The Guardian has reached for the smelling salts as Warren Buffett tells us all that slashing jobs is just the capitalist way. Yes, it’s that time of year again: Woodstock for capitalists, the Berkshire Hathaway annual general meeting.
The meeting is an opportunity to hear all sorts of folksy wisdom from Buffett and his sidekick Charlie Munger. This year, remarking on how their joint attempt with 3G to take over Kraft Heinz has led to firings, jobs losses and rationalisations, Buffett said that is just how capitalism does it. Businesses strip out costs so as to be able to make things more cheaply and thus boost the profit margins.
One can see why The Guardian is having fainting fits: the oppressed workers being thrown on the scrap heap by the plutocrats.
But Buffett is wrong. This isn’t the capitalist way at all. This is just the way that any and every economy should work. Whether communist, socialist, social democratic or capitalist, all economies will economise on inputs into a process. That is what actually makes us richer.
Buffett’s subsequent point – that “people live better when there is more output per capita” – is right. But that’s not specific to capitalism.
That takes us back to the original economic problem. Human desires and wants are unlimited and yet we only have scarce resources with which to meet them. Economics is the study of how we allocate those scarce resources to meet our wants. And we get the most desires sated by being economical with our use of resources.
To take a very technical example, back when the 80286 Intel processor was still a pretty neat idea the gold plating on its connector pins was some 200 nanometres thick. Today’s much faster processors have plating on pins of perhaps two nanometres.
We are able to make 100 times as many processors from the same amount of that scarce resource. And we know that gold is scarce; that’s why it costs upwards of $1,000 an ounce. Being economical with the gold has made us richer, because we have more processors.
Human labour is also a scarce resource. And being economical with the use of it is the very thing which makes us richer. To flesh out Buffett’s point, if 100 people make 100 widgets, and then we increase productivity so that 100 people make 200 widgets then everyone is richer by one widget a head.
But there’s another much more important sense in which, as Paul Krugman has pointed out, productivity isn’t everything but in the long run it’s pretty much everything.
Imagine a society in which everyone is a subsistence peasant. Give or take a few Kings and priests that was pretty much all of human history before 1750 or so. Then we make agriculture more productive, we raise output per head among those who wander muddy fields.

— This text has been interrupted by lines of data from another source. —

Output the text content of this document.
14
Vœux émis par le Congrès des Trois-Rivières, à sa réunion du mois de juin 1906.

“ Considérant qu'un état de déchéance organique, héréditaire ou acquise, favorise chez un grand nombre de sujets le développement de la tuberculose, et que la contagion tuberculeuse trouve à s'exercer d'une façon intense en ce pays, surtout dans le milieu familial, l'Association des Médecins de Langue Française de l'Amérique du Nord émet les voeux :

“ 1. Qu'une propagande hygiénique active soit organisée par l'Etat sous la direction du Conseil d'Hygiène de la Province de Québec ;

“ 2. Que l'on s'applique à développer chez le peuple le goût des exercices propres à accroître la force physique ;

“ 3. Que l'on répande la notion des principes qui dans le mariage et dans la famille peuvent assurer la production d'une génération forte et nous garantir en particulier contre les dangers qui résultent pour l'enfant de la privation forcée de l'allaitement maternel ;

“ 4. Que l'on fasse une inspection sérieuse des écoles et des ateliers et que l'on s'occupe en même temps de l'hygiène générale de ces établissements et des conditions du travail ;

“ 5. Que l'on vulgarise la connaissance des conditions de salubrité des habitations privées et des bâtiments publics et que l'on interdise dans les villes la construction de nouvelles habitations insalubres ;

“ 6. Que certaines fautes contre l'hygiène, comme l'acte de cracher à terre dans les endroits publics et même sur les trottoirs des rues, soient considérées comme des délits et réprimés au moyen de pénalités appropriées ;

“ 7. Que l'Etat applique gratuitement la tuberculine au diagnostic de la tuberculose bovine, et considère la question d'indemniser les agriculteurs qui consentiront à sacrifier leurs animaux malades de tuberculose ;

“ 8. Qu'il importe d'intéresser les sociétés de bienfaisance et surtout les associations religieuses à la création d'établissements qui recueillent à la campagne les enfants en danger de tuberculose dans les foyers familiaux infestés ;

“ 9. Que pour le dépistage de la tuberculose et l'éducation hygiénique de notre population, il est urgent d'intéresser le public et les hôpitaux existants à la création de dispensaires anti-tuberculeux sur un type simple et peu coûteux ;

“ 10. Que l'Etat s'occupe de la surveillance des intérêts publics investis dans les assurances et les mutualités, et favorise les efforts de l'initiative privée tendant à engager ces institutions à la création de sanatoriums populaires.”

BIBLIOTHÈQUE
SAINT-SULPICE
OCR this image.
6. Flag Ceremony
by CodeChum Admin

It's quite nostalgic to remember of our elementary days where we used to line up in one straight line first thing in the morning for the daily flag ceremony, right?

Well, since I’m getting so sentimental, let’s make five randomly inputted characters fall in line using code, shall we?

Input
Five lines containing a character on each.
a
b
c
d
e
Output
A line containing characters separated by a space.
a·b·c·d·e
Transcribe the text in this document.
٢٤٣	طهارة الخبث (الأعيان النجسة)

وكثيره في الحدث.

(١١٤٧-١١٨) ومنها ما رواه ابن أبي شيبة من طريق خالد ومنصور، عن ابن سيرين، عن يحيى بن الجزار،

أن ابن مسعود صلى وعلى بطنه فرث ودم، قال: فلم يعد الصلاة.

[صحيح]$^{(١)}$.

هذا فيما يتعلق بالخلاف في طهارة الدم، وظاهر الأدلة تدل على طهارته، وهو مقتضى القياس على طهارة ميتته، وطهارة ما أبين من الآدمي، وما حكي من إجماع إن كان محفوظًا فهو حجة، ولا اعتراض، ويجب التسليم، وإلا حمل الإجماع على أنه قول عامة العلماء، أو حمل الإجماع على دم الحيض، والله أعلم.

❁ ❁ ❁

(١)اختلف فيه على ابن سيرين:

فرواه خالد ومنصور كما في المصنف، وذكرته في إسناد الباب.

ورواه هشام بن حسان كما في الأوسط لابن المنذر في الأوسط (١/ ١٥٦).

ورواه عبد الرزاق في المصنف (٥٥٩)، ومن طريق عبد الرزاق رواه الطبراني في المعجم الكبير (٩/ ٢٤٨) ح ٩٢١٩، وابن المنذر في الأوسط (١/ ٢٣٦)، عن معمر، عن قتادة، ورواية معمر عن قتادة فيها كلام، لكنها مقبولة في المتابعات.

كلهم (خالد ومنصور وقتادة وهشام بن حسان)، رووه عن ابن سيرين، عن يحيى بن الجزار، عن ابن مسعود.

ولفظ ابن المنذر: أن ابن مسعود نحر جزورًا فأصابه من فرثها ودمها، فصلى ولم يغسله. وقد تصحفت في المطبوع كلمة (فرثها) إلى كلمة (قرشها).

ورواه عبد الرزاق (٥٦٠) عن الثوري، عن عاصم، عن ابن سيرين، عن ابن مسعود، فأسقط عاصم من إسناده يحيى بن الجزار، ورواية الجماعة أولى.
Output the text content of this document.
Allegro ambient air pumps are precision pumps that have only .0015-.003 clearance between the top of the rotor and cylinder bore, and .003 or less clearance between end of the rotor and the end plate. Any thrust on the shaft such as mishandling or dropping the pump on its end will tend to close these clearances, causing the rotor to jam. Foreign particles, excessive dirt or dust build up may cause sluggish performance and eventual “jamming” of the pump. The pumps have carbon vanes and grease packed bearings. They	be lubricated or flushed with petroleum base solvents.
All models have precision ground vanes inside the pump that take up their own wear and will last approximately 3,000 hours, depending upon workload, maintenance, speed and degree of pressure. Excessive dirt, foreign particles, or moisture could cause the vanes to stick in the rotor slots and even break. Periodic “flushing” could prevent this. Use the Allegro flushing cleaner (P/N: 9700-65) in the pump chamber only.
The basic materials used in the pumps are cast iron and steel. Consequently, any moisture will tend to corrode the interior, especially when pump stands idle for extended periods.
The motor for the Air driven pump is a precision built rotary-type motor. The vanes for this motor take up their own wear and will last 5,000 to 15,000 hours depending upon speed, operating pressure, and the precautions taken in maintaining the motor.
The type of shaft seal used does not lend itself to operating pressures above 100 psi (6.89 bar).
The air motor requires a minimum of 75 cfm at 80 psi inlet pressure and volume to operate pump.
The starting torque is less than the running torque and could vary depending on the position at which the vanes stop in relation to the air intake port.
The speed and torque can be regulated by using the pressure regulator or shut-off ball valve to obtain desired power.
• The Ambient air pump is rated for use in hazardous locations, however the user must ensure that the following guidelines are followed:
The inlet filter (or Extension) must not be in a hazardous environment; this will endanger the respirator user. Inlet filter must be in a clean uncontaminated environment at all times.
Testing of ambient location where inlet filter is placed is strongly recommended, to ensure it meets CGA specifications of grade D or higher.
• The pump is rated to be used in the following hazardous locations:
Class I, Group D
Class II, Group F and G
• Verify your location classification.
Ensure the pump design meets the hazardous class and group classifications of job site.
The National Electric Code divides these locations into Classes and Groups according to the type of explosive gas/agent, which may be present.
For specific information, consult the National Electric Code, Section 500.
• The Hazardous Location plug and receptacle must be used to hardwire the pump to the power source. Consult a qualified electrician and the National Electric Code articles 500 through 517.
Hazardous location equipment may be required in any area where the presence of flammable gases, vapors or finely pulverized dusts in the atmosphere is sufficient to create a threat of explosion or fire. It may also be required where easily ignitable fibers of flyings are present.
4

Suddenly we’re all getting three square meals a day, not the normal human historical experience. But that’s not really what makes us richer here. Today, instead of everyone working in the fields, just 2 per cent of us do so. The other 98 per cent of the population are busing trying to sate some other human desire or want. And thus, we have the labour to run a health service, libraries, ballet companies, vital cat picture websites, manufacturing, ketchup plants and the like.
Being economical with labour is the very thing that makes civilisation itself possible.
Again, this isn’t specific to capitalism. Any economic system worth the name is going to continually strive to reduce inputs into production. And human labour really is just one of those inputs. Being economical with it makes us richer not just by the increased output from those still doing the original process, but by the new and different things the now displaced labour goes on to produce instead.
As to who gets that increased production, a purely capitalist system might indeed see just the plutocrats getting that extra. But that isn’t what actually happens, William Nordhaus has pointed out. The entrepreneurs – for devising a new process which uses different or fewer inputs is the very definition of entrepreneurship – end up with some 3 per cent or so of the value they create. The remaining 97 per cent flows to the rest of us in the form of consumer surplus. And it isn’t capitalism that does that, it’s markets. Markets in which one can spot a new idea being used by another then copy it, improve it, compete with it.
As Jason Furman (formerly Chair of Barack Obama’s Council of Economic Advisers) has pointed out about Walmart, a company famously light on the use of labour and paying for it. Reasonable studies show that the company’s policies lowered retail wages – which is exactly the same thing as caused economy in the use of labour – by some $4.7 billion in the year 2000. A separate estimate of the savings that consumers made from the very existence of Walmart – because their low prices means everyone else has to temper their prices, margins and profits – savings of $263 billion in 2004.
Buffett is correct in that using less of a scarce resource, the same thing as higher output per head or raising the productivity of labour, makes us all potentially richer. It’s even possible that capitalism is the best way of encouraging this. But it is markets and competition which mean that the benefits flow to us out here, not just pile up in the capitalists’ vaults.
This is, though, about more than poking fun at The Guardian. Not enough people realise that using fewer resources to do something makes us richer. And yes, human labour is just such a scarce resource that we wish to economise upon using. Perhaps if people understood this, they’d stop arguing that solar power is better than nuclear because it produces more jobs for the same amount of electricity produced.